Klinsmann has never hidden his love of North America, in particular the golden coastline of Orange County in Southern California, where he made his home at the end of his glittering playing career.
Obviously, enjoying a region's lifestyle is not an automatic precursor to being willing to take on the first employment option that arises there. But even though Klinsmann never came out and publicly stated he was interested in any position in American soccer, there was always the sense that he could have been persuaded if the job was right, if the time was right – and if someone wanted him badly enough.
Even in late September 2007, he was quoted as saying, "I'm eager to get back in. If the right opportunity comes along, a chance to work together with the right people in the right situation and for the right cause, then I'll be back."

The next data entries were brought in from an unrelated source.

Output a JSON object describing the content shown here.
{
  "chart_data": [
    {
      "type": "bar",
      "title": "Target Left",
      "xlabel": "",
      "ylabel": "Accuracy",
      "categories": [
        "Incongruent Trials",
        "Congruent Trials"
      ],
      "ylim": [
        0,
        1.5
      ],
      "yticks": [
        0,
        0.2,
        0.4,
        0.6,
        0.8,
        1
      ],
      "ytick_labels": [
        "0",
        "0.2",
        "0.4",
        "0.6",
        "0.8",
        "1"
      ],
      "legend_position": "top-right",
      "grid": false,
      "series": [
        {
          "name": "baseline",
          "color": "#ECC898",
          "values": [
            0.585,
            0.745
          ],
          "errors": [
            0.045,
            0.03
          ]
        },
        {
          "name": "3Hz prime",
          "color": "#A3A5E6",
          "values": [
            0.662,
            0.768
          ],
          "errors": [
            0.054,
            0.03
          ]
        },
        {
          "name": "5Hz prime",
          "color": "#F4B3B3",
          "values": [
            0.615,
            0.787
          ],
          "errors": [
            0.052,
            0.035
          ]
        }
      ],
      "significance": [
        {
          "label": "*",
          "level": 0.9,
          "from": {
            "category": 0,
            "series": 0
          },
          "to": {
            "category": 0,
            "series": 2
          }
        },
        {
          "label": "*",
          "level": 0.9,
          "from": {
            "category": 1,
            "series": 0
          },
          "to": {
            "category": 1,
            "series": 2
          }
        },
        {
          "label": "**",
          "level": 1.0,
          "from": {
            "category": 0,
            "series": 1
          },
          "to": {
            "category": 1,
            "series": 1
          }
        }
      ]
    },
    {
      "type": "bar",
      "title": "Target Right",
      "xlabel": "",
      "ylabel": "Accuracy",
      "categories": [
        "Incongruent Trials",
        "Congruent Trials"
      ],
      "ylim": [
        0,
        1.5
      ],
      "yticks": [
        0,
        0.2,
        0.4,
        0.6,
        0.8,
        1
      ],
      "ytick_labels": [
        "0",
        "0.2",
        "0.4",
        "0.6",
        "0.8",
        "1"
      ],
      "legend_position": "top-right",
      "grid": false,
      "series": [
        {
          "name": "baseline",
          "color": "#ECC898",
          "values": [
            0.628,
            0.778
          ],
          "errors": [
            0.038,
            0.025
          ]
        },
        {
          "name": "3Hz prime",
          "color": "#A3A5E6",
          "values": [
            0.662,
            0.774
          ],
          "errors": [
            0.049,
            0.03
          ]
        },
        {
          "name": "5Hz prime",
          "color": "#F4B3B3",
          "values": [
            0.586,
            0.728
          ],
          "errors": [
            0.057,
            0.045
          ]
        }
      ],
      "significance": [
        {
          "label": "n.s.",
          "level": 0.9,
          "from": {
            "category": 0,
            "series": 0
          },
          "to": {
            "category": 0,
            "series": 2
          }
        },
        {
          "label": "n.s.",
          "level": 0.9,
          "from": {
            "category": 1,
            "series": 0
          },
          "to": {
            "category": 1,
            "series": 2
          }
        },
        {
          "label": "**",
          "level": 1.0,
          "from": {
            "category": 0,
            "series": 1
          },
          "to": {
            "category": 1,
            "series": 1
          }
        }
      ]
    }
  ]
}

Now there is no doubt that American soccer is a "cause," perhaps the biggest in the sport, because of the huge untapped potential in the United States. Unfortunately for U.S., it won't have Klinsmann around as a possible resource.
Sure, Klinsmann has no pedigree of any kind in running a club, particularly one with the history and prestige of Bayern. However, he has charisma, worldwide respect and an undeniable presence.
It is hard to shake away the sense that all he would have needed to have some kind of positive impact was a bit of time and a free reign, within reason.
There are so many ways in which Klinsmann could have been of assistance. Imagine him passing on advice to talented youngsters like Jozy Altidore. Or even acting as an ambassador to improve the worldwide reputation of American soccer.
Perhaps there were fears that national team coach Bob Bradley would feel undermined if Klinsmann occupied a senior hands-on role. However, while the current coach is a proud man, he has the interests of soccer in the U.S. at heart and he would surely have embraced rather than resisted the German's input provided it did not conflict with his ability to perform his job effectively.
Some will question why Klinsmann could have been such a positive influence. Some even suggest that leading Germany to third place in the 2006 World Cup was actually a failure.
Such ignorant nonsense fails to take into account the state of the German national team prior to that tournament, when there were genuine fears that the host nation would suffer an embarrassing collapse after having shown little to inspire hope the previous two years.
Yet Klinsmann came surging in, galvanizing the entire country and rallying it around his players – and making his charges believe in themselves, to spectacular effect.
He conjured typical German steeliness from a group of players derided as weak and incapable of matching their all-powerful forefathers. What is more, he added a dash of flair and impudence, which produced a previously unthinkable effect – Germany was suddenly a favorite of the neutral fan.
In the end, a semifinal defeat to Italy ended the World Cup dream, but pride had been well and truly restored. Now, Germany is getting its man back in the summer, when Bayern coach Ottmar Hitzfeld stands down.
It is not really anyone's fault that Klinsmann didn't end up in a big position in the States, and there is no one who deserves to be yelled at or who can be justifiably berated. It just didn't happen. It is American soccer's loss, and that's unfortunate.